Babel Rising Review

Babel Rising Review

Jan 4, 2012

Would you imagine that it’s possible to make a game about a God smiting humans as fast as possible without it being tasteless? Well, the team at Bulkypix took that challenge and have succeeded. Babel Rising is daring in concept, cute and hilarious in execution — pun intended.

In Babel Rising you play as a god, and the humans over which you rule have had enough. As in the biblical story of Babel, they decide to build a tower up to the heavens, to meet with you and ask what the deal is with life, the universe, and everything. But, you are a vengeful god and want none of that. So the goal of the game is to kill the humans before they can build their tower high enough to reach you in the sky. You have a variety of mystical powers at your disposal, all reminiscent of those events which we refer to as Acts of God. There is Lightning, Wind, Flood, a Rain of Fire, and Earthquakes. These all take varying amounts of time to load, you so must be strategic in your use of them. There is however also the Finger of God, which you can use to smite the humans one at a time. A simple tap and the little builder falls apart bloodlessly. Each of the other attacks have a specific gesture that commands it, and there is finally a bonus attack where you can destroy a level of the tower with one blast from the god’s eye. And again, you would assume that a game like this would verge into tasteless territory, but I’d have to say that your mileage on that will vary. The tiny humans are cute and merely look surprised when they fall apart or are swept away by a wave.

The developers have also made sure that the game will not get old quickly. There are four modes of play, and each is different. Classic is the version I mentioned above. Divine is the same game, but now Lightning is your fastest power, and you have the new power of the Burning Bush (lighting it sets the nearest humans on fire). The next option is Fury, and this time the workers are immune from some attacks, depending on their type. They are actually meant to be damned souls trying to escape from Hell, which explains why they might be resistant to lightning. And the final mode is Campaign. Each stage sets you with a specific goal to complete before you can advance to the next. An example is a countdown clock during which you have to smite as many humans as you can. You can also earn coins which you use to increase the strength and range of your attacks.

The coolest thing about the game, in my opinion, is the simple fact that no matter what the humans will get to the top.
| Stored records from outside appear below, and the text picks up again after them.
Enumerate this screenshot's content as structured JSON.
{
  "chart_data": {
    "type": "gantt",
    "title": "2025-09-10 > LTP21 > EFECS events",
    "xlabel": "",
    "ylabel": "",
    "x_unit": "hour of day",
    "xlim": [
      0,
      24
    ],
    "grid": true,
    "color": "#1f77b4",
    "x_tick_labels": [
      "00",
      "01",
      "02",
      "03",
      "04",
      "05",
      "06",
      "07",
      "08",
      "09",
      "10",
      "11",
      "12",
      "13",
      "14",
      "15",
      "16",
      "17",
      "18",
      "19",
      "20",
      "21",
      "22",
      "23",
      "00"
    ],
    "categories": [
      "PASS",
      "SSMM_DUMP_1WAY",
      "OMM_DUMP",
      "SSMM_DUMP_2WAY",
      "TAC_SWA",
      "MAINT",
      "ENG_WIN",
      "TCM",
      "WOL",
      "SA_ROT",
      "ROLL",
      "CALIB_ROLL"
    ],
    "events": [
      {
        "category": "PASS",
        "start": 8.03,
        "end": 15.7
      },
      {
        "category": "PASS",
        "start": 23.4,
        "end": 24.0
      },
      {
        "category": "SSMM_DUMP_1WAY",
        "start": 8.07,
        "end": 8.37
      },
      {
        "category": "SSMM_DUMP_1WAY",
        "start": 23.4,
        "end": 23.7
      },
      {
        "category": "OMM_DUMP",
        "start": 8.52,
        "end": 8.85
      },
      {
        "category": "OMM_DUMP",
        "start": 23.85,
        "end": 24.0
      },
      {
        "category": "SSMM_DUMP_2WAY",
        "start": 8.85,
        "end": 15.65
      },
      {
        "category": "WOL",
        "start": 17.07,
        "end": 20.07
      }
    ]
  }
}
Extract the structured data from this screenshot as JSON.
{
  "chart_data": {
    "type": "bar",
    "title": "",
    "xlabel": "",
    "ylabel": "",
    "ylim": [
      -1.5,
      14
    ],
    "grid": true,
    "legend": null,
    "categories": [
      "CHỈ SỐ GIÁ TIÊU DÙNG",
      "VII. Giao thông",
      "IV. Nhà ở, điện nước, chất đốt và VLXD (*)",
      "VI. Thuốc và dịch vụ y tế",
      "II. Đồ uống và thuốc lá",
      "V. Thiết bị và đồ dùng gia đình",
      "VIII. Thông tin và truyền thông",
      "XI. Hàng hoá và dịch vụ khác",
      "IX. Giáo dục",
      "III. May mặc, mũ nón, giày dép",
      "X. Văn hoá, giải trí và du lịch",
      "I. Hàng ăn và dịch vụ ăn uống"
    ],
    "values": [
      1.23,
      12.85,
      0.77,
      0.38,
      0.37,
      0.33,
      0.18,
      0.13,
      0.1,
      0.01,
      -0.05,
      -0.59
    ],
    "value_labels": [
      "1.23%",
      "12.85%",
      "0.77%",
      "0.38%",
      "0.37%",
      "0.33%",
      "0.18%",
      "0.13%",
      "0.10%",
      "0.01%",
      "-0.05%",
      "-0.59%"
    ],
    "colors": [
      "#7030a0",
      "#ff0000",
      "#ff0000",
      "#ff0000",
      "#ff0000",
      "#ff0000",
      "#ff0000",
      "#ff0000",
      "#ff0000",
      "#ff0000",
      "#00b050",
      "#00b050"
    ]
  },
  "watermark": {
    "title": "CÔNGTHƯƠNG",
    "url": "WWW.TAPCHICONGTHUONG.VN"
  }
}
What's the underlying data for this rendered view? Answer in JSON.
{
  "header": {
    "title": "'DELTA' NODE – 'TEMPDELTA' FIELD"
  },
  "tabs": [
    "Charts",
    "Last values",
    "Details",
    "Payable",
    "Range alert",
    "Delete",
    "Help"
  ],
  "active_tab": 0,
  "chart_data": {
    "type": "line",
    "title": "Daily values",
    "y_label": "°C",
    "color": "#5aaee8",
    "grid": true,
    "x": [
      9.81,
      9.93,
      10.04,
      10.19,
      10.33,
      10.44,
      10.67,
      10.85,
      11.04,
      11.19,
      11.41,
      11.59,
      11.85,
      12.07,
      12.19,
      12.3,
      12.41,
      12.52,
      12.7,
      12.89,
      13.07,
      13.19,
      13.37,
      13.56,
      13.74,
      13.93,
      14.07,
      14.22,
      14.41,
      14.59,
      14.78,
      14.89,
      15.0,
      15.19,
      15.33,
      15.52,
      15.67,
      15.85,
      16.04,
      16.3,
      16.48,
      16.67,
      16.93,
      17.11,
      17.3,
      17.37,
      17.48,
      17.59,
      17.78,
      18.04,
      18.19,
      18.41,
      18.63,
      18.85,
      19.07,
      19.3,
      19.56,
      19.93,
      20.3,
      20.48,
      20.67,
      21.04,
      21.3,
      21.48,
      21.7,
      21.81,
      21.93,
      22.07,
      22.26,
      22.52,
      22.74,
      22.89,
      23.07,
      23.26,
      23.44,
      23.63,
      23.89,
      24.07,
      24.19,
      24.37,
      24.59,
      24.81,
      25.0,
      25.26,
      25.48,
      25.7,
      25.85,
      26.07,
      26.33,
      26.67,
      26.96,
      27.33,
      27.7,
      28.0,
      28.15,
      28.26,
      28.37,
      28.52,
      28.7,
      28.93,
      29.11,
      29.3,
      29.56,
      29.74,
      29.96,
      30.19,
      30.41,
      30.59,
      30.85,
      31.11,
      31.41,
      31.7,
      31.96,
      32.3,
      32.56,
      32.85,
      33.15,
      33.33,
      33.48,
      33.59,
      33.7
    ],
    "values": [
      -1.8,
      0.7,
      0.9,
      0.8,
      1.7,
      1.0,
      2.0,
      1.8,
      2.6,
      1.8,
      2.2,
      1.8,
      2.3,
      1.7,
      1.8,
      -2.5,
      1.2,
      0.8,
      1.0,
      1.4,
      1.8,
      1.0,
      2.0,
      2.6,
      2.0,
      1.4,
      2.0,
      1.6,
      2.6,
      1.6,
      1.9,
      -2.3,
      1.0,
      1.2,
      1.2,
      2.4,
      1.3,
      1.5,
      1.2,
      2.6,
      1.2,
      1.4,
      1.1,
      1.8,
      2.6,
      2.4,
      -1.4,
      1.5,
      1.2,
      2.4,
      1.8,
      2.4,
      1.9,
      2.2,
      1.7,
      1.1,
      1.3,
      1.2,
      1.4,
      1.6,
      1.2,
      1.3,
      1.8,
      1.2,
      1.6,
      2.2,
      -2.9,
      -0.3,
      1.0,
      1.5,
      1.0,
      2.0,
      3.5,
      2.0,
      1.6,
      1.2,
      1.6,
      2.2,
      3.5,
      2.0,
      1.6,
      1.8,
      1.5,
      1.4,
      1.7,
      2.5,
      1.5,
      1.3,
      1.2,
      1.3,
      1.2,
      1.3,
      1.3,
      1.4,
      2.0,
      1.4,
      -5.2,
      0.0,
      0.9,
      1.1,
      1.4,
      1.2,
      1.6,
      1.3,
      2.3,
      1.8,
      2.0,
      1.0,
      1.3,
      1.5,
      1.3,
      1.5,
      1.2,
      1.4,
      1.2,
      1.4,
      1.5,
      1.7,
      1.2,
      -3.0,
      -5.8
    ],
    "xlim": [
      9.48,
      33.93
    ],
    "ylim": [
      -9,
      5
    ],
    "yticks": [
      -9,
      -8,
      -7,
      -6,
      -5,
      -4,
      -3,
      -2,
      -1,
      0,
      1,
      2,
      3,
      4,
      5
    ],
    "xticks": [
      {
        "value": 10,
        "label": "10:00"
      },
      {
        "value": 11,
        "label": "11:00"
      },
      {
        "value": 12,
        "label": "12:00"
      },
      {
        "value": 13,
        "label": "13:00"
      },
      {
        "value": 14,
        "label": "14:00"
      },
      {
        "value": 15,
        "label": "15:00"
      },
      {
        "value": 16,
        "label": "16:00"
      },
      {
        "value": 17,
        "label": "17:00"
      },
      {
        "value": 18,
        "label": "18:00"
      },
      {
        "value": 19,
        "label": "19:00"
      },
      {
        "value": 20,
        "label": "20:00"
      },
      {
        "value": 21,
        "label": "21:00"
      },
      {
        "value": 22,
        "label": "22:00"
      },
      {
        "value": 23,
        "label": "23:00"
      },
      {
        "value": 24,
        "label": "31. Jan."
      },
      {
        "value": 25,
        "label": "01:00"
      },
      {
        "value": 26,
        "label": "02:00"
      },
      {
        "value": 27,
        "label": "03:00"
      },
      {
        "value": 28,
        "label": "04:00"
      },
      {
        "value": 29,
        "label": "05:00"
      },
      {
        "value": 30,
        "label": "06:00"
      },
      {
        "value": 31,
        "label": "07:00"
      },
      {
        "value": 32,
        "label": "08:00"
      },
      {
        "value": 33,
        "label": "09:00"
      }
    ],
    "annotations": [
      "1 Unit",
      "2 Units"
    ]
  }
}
The game will just fill the screen with builders until the point that you simply cannot stop them from building. You can become incredibly skilled at slowing them down with your weapon use, but no matter what, the humans will eventually reach the top. Rather than being discouraging, it is instead exciting as you see how long you can hold them off for.

The game is a little buggy at times. On a few occasions it has thrown so many little men at me that it can’t render its own handiwork and freezes. I’ve lost entire game files to that error; the men were all frozen in place and I was unable to kill them. I was forced to begin a new game to get around it. very frustrating. In fact, as I was playing the game while writing this review the game froze and even after I exited, the music continued to play. It was a bit eerie, hearing the little builders continuing their word behind the scenes.